FIG. 9 shows the detail in which the valve 21 can be seen.

Thus, by means of the invention, the tube 2 and the arcing contact 5 are assembled together without being screwed together, thereby avoiding all of the drawbacks mentioned in the introduction.

Fitting the arcing contact support 5 by forcing it into the bore in the ring 4 guarantees excellent electrical contact.

FIG. 10 shows a variant embodiment in which instead of being force-fitted, the arcing contact support 5 is fixed via the flange 18 which is used as a fixing flange for fixing against the plane face 24 of the ring 4 by means of fixing screws 25 . In which case, the tubular length l 1 of the arcing contact support 5 has a diameter D providing a snug fit inside the ring 4 . The groove 26 for receiving the valve member 21 is obtained by peripheral machining forming a bearing surface 27 for receiving the valve member 21 .

Claims

1. A circuit-breaker including a moving assembly contained inside a casing filled with a dielectric gas under pressure, the moving assembly including a “drive” first tube, and a second tube surrounding the first tube coaxially, said first and second tubes being connected together via a ring provided with perforations and equipped with a valve member and constituting a moving piston separating a compression chamber from a blast chamber, said first tube being situated on the same side of the ring as the compression chamber and its end connecting to said ring, a moving arcing contact support being situated on the same side of the ring as the blast chamber and being fixed rigidly, with no degrees of freedom, to said ring, wherein, with said ring having a bore of diameter D, said ring is provided with a groove of depth h and of width l at a distance x from its face that faces said compression chamber, that end of said first tube which is connected to said ring being provided with n gaps extending over an axial length L allowing n claws to project, the end of at least one of the claws being provided with a rim that is received in said groove in said ring, said ring being provided with one or more passageways angularly in register with each claw provided with a rim, and making it possible for the rim(s) to be inserted axially as far as said groove, and then for the tube to be turned to cause the rim(s) to penetrate into the groove portions that remain, and wherein said arcing contact support, which is tubular, is provided with n gaps and with n claws that are complementary to the gaps and claws of said first tube, the claws of said arcing contact support fitting into and filing the gaps situated between the claws on said first tube.

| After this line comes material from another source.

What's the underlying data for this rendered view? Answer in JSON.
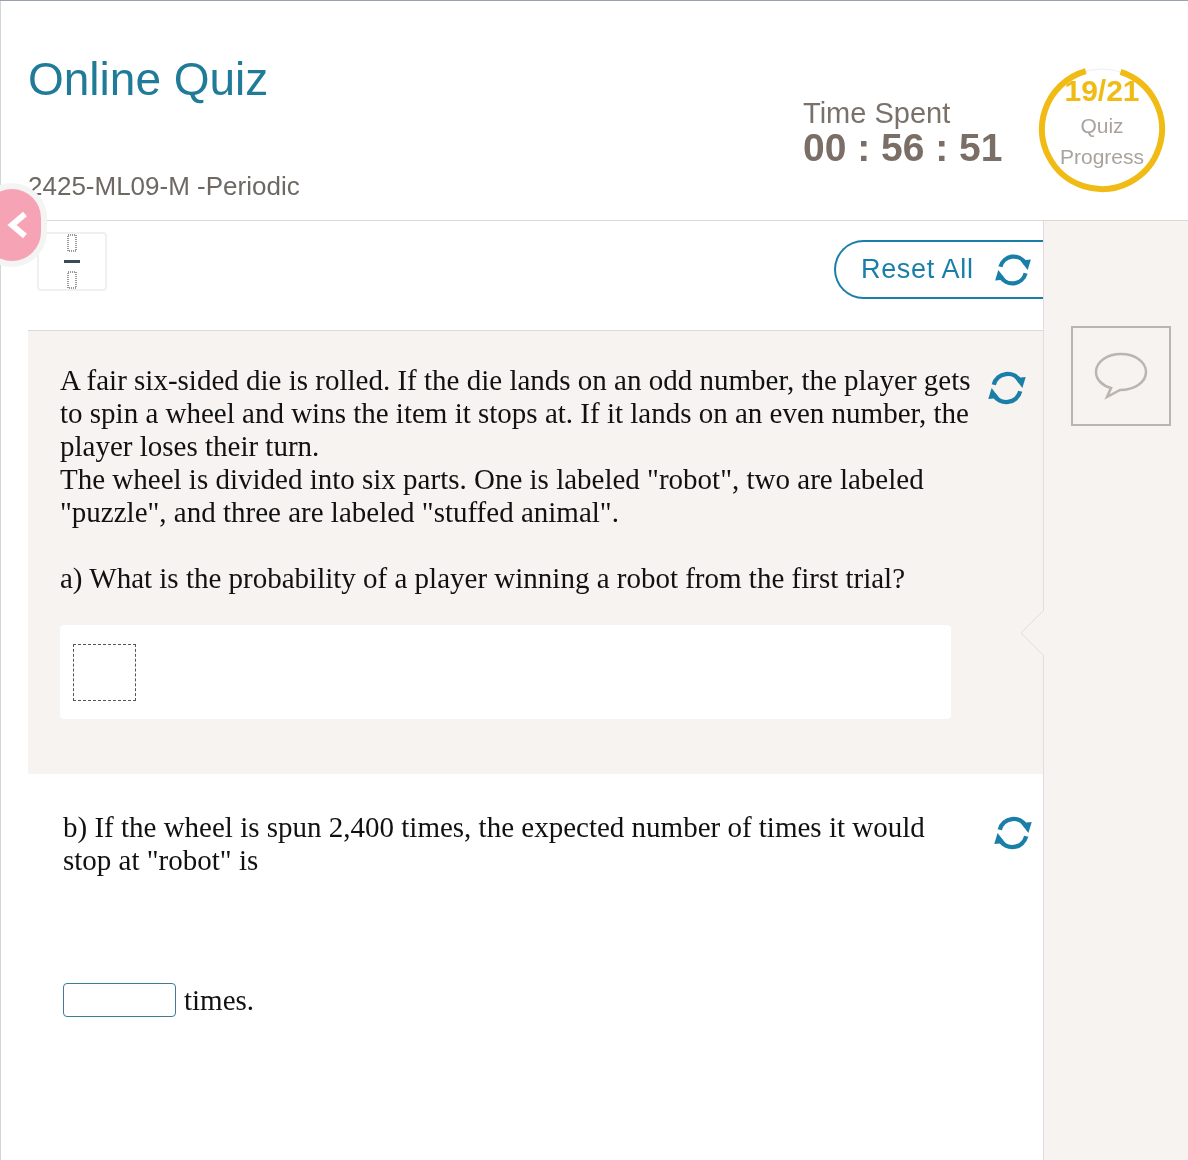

2. A circuit-breaker according to claim 1, wherein the end of each claw on said first tube is provided with such a rim.

3. A circuit-breaker according to claim 1, wherein both said tube and said arcing contact support are provided with two claws each.

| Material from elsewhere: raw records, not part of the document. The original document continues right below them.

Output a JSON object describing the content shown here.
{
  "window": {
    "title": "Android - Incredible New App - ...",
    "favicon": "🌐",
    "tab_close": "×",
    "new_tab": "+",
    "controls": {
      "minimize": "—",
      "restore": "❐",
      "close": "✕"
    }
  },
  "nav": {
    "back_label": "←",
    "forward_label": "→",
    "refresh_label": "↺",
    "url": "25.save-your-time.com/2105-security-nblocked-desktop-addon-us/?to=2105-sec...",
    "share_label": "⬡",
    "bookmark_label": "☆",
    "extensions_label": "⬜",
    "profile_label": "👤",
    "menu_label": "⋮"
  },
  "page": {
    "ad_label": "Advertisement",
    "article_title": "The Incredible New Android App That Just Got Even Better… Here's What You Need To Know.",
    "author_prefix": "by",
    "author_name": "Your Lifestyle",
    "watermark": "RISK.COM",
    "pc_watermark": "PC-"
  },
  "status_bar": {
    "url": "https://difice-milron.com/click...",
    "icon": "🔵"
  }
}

4. A circuit-breaker according to claim 1, wherein, at a distance l1 from the end-walls of the gaps, said arcing contact support is provided with a flange of outside diameter Dl and that comes into abutment against said ring, means being provided for constituting a groove for receiving a valve member against that face of said ring which faces the blast chamber.

5. A circuit-breaker according to claim 4, wherein said rigid fixing whereby said arcing contact support is fixed rigidly to said ring is achieved by forcing the end of length l1 extending from said flange to the end walls of said gaps to penetrate into the bore of diameter D in said ring, the outside diameter of the claws being such that they penetrate into said bore freely, said means for constituting said groove for receiving a valve member comprising a bearing surface belonging to said ring, of inside diameter D and of outside diameter D2 such that D1>D2>D, and against which said flange bears.

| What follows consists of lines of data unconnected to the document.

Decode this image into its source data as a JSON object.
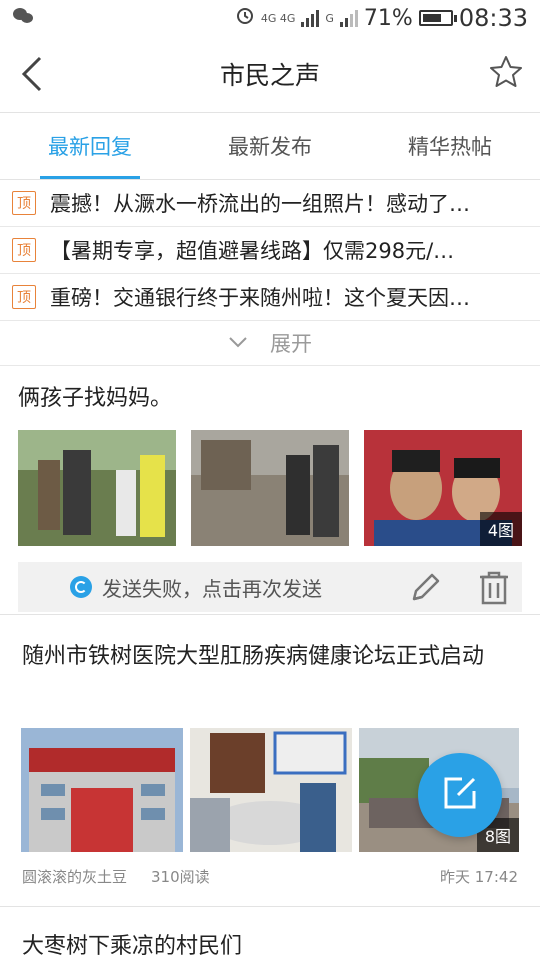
{
  "status": {
    "time": "08:33",
    "battery": "71%",
    "battery_level": 0.71,
    "signal1": "4G 4G",
    "signal2": "G"
  },
  "header": {
    "title": "市民之声"
  },
  "tabs": [
    {
      "label": "最新回复"
    },
    {
      "label": "最新发布"
    },
    {
      "label": "精华热帖"
    }
  ],
  "pinned": [
    {
      "badge": "顶",
      "text": "震撼！从㵐水一桥流出的一组照片！感动了…"
    },
    {
      "badge": "顶",
      "text": "【暑期专享，超值避暑线路】仅需298元/…"
    },
    {
      "badge": "顶",
      "text": "重磅！交通银行终于来随州啦！这个夏天因…"
    }
  ],
  "expand": {
    "label": "展开"
  },
  "post1": {
    "title": "俩孩子找妈妈。",
    "image_count": "4图",
    "fail_text": "发送失败，点击再次发送"
  },
  "post2": {
    "title": "随州市铁树医院大型肛肠疾病健康论坛正式启动",
    "image_count": "8图",
    "author": "圆滚滚的灰土豆",
    "reads": "310阅读",
    "time": "昨天 17:42"
  },
  "post3": {
    "title": "大枣树下乘凉的村民们"
  },
  "colors": {
    "accent": "#2aa1e6",
    "pin_badge": "#e8833a"
  }
}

6. A circuit-breaker according to claim 4, wherein said rigid fixing whereby said arcing contact support is fixed rigidly to said ring is achieved by fixing said flange by means of screws against that face of said ring which faces the blast chamber, the peripheral portion of that side of said flange which bears against said face being provided with a bearing surface for receiving said valve member, and thus forming said groove.